Thursday, April 8, 2010

Naomi


Back in 2008, Anne, an intern and myself (Meredith) went to do an assessment on a family down in the Shimo slums. During the assessment, I noticed this beautiful little girl standing by herself with only a t-shirt on. She was about one years old.

Anne, the intern and I went over to the little girl and I immediately picked her up. She was very tiny. Her grandmother came around the corner and introduced the little girl to us. Her name was Naomi. The mother to Naomi was gone looking for work and the father was lying in their house; the grandmother said he was sick.

We went into the house to visit the father and he was lying on the dirt floor, covered with some dirty old blankets, not able to move or speak. The grandmother to Naomi said that the father had cerebral malaria.

Cerebral malaria is the most serious case of malaria as it affects the brain and is normally fatal within a few days of infection. Therefore if treatment is not taken immediately for it, which in this case with the father, probably not, death is usually the outcome. (check out: http://www.buzzle.com/articles/cerebral-malaria-symptoms-and-treatment.html)

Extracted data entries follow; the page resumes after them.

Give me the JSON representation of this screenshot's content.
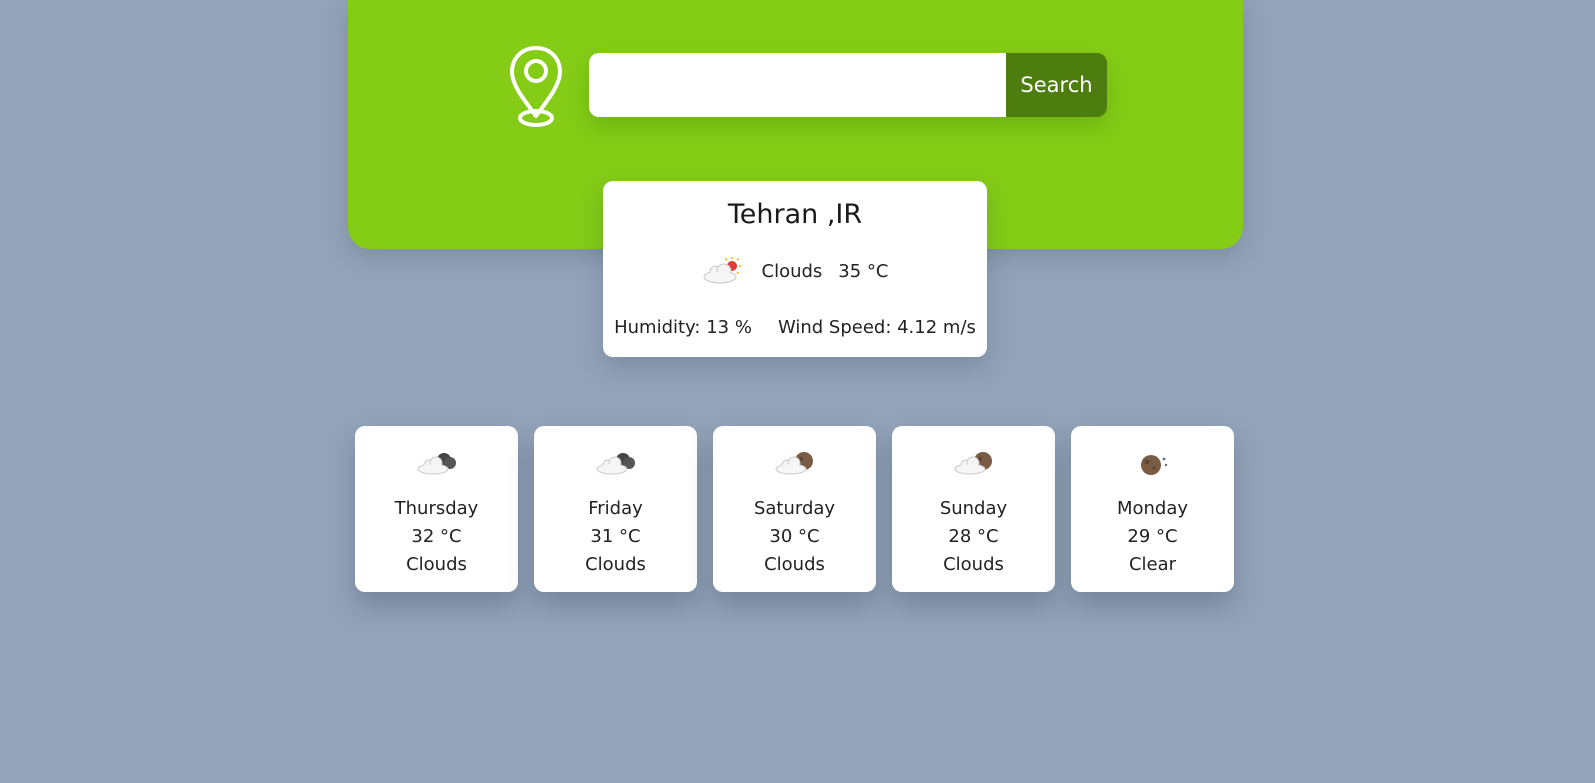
{
  "search": {
    "value": "",
    "placeholder": "",
    "button_label": "Search"
  },
  "current": {
    "city": "Tehran ,IR",
    "condition": "Clouds",
    "temperature": "35 °C",
    "humidity": "Humidity: 13 %",
    "wind": "Wind Speed: 4.12 m/s",
    "icon": "cloud-sun-icon"
  },
  "forecast": [
    {
      "day": "Thursday",
      "temp": "32 °C",
      "condition": "Clouds",
      "icon": "cloud-night-icon"
    },
    {
      "day": "Friday",
      "temp": "31 °C",
      "condition": "Clouds",
      "icon": "cloud-night-icon"
    },
    {
      "day": "Saturday",
      "temp": "30 °C",
      "condition": "Clouds",
      "icon": "cloud-moon-icon"
    },
    {
      "day": "Sunday",
      "temp": "28 °C",
      "condition": "Clouds",
      "icon": "cloud-moon-icon"
    },
    {
      "day": "Monday",
      "temp": "29 °C",
      "condition": "Clear",
      "icon": "moon-icon"
    }
  ],
  "colors": {
    "background": "#93a3b9",
    "hero": "#84cc16",
    "button": "#4d7c0f",
    "card": "#ffffff"
  }
}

However, the father also looked like he had AIDS; his symptoms similar to that at the end stages of the disease. I suggested to our intern that we pray for him. The word comfort had come to my mind so we prayed that he would be comforted and comfortable.

Afterwards, we brought Naomi back to the TI compound to give her a bath, some clothes and some food. She sucked back the milk as if she hadn't drank anything in weeks. She wanted one banana after another and a few slices of bread. She was hungry.

We brought her back to her home with a bag of maize (corn) and some milk and lots of fruit.

Last year, the grandmother showed up at our gate saying the father had died and the mother had run off, marrying another man and abandoning her children. This left the grandmother, somewhere around 70 years old, to now raise her little grandchildren. We did the assessment on the family and put them into our sponsorship program. In January of this year, the first to be sponsored in the family of children was Naomi, by some friends of Sean and mine from Canada.

Today, Anne and I went to deliver the food, the fourth month of being under the sponsorship program, to the family. It was the first time I had seen the family since they were sponsored, receiving food. They were so excited. The children, including Naomi looked happy. The grandmother was rejoicing, praising God, for now she could feed the children in her home.

It's not much, what we give right now, with having only one child in a house of six, sponsored but it's enough to give them a meal a day at least.

This is what makes it worth it all, to see the worry and fear be swept away from a grandmother's face; to see the joy of the children's face knowing that they won't be going to bed hungry again. It makes my heart so incredibly happy.